At that point, yes, both of you were confused.

 

[logistic_guy]

$\displaystyle \int \sqrt{2 - 2\cos t} \ dt = 2\int \sin\left(\frac{t}{2}\right) \ dt$

thank

length of cycloid = $\displaystyle \int_{-\frac{\pi}{2}}^{-\frac{5\pi}{2}} \sqrt{2 - 2\cos t} \ dt = 2\int_{-\frac{\pi}{2}}^{-\frac{5\pi}{2}} \sin\left(\frac{t}{2}\right) \ dt = -4\cos\frac{t}{2} = -4\cos-\frac{5\pi}{4} - \cos-\frac{\pi}{4} = -4\frac{-\sqrt{2}}{2}-\frac{\sqrt{2}}{2} = 4\sqrt{2}$

 

[BigBeachBanana]

The result of the integration does not look right. It should be a negative number based on the limits of the integrand.

 

[BigBeachBanana]

$\displaystyle \int \sqrt{2 - 2\cos t} \ dt = 2\int \sin\left(\frac{t}{2}\right) \ dt$

It should be
$$\displaystyle \int \sqrt{2 - 2\cos t} \ dt = 2\int \left|\sin\left(\frac{t}{2}\right)\right| \ dt$$Considering the definite integral, let $u=\dfrac{t}{2} \implies du = \frac{1}{2}dt, \quad t_1 = -\dfrac{5\pi}{2\cdot 2}, \quad t_2 = -\dfrac{\pi}{2\cdot2}$:
$$4 \int_{-\frac{5\pi}{4}}^{-\frac{\pi}{4}} \left|\sin u\right| \ du$$Apply a phase shift of $\dfrac{\pi}{4}$ to avoid dealing with absolute value. Since $-\pi < u < 0, |\sin u|=-\sin u:$
$$4 \int_{-\pi}^{0} \left|\sin u\right| \ du = -4 \int_{-\pi}^{0} \sin u\ du = 8$$

 

[mario99]

It should be
$$\displaystyle \int \sqrt{2 - 2\cos t} \ dt = 2\int \left|\sin\left(\frac{t}{2}\right)\right| \ dt$$Considering the definite integral, let $u=\dfrac{t}{2} \implies du = \frac{1}{2}dt, \quad t_1 = -\dfrac{5\pi}{2\cdot 2}, \quad t_2 = -\dfrac{\pi}{2\cdot2}$:
$$4 \int_{-\frac{5\pi}{4}}^{-\frac{\pi}{4}} \left|\sin u\right| \ du$$Apply a phase shift of $\dfrac{\pi}{4}$ to avoid dealing with absolute value. Since $-\pi < u < 0, |\sin u|=-\sin u:$
$$4 \int_{-\pi}^{0} \left|\sin u\right| \ du = -4 \int_{-\pi}^{0} \sin u\ du = 8$$

According to the link that Professor Dave sent, the answer is $8a$, which in our case $8(1) = 8$. This agrees with my integral:

$\displaystyle 2\int_{0}^{2\pi} \sin\left(\frac{t}{2}\right) \ dt = 8$

The OP just chose a complicated initial angle, $\displaystyle \theta = -\frac{\pi}{2}$ with which he should be very careful where the curve will be positive and where it will be negative (since he needs to force the negative area to be positive). Well he got it positive but lost some of it due to that the curve [ of $\displaystyle \sin\left(\frac{t}{2}\right)$ ] passed through positive and negative portions.

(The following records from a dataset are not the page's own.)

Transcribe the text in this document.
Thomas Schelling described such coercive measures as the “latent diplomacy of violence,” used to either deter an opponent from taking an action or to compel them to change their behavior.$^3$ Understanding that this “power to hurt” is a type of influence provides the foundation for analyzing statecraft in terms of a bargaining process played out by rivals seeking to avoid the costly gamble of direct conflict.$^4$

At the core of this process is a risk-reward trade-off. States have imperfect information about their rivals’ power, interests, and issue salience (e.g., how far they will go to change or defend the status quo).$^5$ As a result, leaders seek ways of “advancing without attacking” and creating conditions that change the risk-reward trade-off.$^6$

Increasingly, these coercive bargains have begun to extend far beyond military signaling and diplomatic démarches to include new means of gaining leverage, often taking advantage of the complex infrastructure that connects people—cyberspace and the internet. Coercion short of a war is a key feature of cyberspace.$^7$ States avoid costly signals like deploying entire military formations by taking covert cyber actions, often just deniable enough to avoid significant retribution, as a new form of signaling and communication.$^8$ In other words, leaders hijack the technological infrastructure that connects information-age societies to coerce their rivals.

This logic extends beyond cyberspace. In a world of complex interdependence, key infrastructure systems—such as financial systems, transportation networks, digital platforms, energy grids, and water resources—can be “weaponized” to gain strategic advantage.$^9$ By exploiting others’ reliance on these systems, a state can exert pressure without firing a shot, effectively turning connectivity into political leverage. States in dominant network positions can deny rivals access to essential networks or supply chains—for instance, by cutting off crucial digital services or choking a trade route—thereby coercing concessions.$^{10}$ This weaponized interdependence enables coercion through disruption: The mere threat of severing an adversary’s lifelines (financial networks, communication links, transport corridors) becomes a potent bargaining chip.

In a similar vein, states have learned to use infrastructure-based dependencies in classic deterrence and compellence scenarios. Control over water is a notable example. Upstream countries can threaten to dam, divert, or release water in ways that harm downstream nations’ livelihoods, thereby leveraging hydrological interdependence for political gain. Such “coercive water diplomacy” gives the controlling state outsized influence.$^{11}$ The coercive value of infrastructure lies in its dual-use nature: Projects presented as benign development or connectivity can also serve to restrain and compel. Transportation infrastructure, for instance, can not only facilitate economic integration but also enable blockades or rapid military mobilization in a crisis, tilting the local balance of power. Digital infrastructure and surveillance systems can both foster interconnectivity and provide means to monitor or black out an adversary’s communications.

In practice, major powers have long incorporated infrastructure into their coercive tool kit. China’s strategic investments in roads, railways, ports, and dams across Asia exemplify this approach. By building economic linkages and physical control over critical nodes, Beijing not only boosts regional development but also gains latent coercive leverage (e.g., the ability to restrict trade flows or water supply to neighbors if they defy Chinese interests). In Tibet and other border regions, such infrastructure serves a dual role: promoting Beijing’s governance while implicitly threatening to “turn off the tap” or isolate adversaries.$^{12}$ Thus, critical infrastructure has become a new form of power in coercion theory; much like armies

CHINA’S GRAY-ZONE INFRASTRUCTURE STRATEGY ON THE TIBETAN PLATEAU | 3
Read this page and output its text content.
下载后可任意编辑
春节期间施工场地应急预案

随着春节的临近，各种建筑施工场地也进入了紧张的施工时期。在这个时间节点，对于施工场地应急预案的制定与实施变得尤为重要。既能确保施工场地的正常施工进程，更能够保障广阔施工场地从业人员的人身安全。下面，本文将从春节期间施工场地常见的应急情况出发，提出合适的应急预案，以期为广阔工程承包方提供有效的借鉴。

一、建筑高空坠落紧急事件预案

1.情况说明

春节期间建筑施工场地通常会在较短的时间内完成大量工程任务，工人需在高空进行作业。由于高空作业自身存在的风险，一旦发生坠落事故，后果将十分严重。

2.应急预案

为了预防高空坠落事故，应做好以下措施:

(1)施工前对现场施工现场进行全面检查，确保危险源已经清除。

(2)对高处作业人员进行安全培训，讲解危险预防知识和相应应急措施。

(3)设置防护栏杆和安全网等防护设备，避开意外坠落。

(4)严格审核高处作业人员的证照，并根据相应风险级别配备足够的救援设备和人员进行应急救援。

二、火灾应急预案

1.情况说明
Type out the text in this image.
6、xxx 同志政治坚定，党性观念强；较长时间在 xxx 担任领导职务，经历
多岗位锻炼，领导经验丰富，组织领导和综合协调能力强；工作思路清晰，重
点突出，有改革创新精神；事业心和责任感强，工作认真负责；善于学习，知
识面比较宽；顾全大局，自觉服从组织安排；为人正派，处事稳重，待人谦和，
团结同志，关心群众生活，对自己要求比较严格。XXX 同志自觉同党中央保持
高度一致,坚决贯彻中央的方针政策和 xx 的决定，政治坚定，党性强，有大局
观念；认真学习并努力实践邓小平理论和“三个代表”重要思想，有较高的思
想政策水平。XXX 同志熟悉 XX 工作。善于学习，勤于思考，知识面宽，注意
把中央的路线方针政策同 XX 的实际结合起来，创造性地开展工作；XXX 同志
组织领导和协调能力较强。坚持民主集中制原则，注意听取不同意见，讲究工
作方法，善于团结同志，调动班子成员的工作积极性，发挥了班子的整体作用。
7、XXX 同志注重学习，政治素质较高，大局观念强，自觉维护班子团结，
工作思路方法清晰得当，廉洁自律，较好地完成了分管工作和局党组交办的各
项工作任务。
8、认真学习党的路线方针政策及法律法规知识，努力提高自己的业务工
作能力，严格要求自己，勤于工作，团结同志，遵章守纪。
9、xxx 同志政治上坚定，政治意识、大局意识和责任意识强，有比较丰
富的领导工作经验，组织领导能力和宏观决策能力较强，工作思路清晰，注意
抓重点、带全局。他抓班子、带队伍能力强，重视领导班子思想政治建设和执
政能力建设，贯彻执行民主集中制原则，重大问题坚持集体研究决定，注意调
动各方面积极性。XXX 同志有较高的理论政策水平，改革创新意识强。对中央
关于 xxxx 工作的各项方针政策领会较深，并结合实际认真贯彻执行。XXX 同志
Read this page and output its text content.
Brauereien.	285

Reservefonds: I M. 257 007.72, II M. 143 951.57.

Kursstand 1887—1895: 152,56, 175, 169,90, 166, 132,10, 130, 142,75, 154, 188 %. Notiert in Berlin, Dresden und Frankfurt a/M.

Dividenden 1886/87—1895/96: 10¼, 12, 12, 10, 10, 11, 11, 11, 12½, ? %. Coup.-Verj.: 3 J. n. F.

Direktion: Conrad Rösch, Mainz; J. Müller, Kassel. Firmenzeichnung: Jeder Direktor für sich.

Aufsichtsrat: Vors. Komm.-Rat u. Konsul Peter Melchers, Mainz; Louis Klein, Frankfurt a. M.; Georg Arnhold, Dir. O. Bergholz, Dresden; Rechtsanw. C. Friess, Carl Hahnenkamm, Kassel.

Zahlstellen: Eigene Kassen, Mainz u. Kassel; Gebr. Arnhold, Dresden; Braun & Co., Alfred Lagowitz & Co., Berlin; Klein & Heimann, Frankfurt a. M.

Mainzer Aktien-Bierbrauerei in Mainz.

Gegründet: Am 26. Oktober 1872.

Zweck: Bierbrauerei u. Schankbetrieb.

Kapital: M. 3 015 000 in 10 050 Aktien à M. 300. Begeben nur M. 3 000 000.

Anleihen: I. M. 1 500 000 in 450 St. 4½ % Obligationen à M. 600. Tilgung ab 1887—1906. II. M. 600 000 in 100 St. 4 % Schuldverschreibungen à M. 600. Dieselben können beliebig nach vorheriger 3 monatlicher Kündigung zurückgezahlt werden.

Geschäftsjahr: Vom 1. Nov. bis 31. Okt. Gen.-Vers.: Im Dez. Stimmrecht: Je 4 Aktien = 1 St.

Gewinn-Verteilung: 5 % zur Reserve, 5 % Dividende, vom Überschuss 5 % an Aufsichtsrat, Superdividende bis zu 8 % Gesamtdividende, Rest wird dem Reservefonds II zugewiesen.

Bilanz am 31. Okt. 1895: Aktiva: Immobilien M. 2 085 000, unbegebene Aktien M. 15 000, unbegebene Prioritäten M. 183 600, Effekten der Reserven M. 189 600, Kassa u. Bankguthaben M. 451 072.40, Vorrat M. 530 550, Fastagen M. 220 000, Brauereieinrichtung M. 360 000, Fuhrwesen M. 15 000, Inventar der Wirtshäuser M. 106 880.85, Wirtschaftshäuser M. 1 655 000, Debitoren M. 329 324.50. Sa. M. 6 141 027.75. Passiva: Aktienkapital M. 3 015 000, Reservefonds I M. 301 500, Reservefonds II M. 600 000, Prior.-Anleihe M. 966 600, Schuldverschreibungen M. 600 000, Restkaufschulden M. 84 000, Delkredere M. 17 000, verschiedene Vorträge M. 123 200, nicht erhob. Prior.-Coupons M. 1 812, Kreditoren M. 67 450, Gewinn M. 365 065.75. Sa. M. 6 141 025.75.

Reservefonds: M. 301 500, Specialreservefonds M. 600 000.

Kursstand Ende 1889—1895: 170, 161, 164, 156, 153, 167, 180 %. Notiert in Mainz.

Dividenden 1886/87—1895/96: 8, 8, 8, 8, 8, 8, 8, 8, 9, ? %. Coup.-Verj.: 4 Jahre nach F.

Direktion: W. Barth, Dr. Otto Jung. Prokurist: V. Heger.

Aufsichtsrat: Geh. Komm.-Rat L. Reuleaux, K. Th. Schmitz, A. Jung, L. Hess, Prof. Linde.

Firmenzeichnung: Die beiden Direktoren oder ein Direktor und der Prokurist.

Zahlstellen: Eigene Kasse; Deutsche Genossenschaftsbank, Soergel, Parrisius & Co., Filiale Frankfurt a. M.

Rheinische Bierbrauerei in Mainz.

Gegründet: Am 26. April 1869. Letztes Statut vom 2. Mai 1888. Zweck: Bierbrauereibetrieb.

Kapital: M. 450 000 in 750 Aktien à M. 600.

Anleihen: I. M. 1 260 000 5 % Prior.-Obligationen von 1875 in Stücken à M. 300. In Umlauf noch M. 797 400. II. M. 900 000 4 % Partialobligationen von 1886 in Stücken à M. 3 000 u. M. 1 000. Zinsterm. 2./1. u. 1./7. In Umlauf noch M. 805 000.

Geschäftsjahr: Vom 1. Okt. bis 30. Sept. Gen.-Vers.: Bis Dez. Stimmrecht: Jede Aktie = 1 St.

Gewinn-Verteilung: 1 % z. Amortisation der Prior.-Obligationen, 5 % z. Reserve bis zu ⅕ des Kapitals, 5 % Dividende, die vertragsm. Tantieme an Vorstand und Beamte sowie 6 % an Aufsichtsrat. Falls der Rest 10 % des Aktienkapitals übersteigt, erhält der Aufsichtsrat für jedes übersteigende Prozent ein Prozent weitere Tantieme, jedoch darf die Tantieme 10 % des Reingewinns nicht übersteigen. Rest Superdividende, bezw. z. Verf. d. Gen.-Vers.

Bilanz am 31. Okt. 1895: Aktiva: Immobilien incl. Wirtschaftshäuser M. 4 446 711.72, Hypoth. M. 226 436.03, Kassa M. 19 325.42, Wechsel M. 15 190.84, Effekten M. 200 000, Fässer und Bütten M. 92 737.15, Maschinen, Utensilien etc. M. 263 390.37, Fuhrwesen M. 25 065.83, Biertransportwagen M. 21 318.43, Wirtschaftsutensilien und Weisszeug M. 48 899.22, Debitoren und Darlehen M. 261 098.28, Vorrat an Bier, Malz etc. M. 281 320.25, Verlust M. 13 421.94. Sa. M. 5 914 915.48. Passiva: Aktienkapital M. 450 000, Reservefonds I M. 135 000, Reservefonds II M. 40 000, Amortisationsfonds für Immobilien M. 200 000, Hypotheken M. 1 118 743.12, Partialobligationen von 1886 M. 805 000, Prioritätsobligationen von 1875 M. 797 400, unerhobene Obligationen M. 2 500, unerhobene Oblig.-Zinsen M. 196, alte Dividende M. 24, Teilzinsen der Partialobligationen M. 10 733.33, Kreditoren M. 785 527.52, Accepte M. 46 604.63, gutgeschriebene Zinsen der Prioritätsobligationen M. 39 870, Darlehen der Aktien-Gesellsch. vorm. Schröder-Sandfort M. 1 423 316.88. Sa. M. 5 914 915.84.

OP, why do you bother yourself to start with that angle when you are interested in a positive length in a full revolution? Just do the $(0,2\pi)$ interval. I don't blame you to choose that complicated initial angle as the point of interest was at the origin $\left(\displaystyle \theta = -\frac{\pi}{2}\right)$.

 

[BigBeachBanana]

According to the link that Professor Dave sent, the answer is $8a$, which in our case $8(1) = 8$. This agrees with my integral:

$\displaystyle 2\int_{0}^{2\pi} \sin\left(\frac{t}{2}\right) \ dt = 8$

This is only true for certain intervals. $$\sqrt{2-2\cos t} = 2\sin\!\left(\frac{t}{2}\right)$$It'd be wrong to omit the absolute value without good reasons. Your suggestion of picking a different starting angle is essentially applying a phase shift.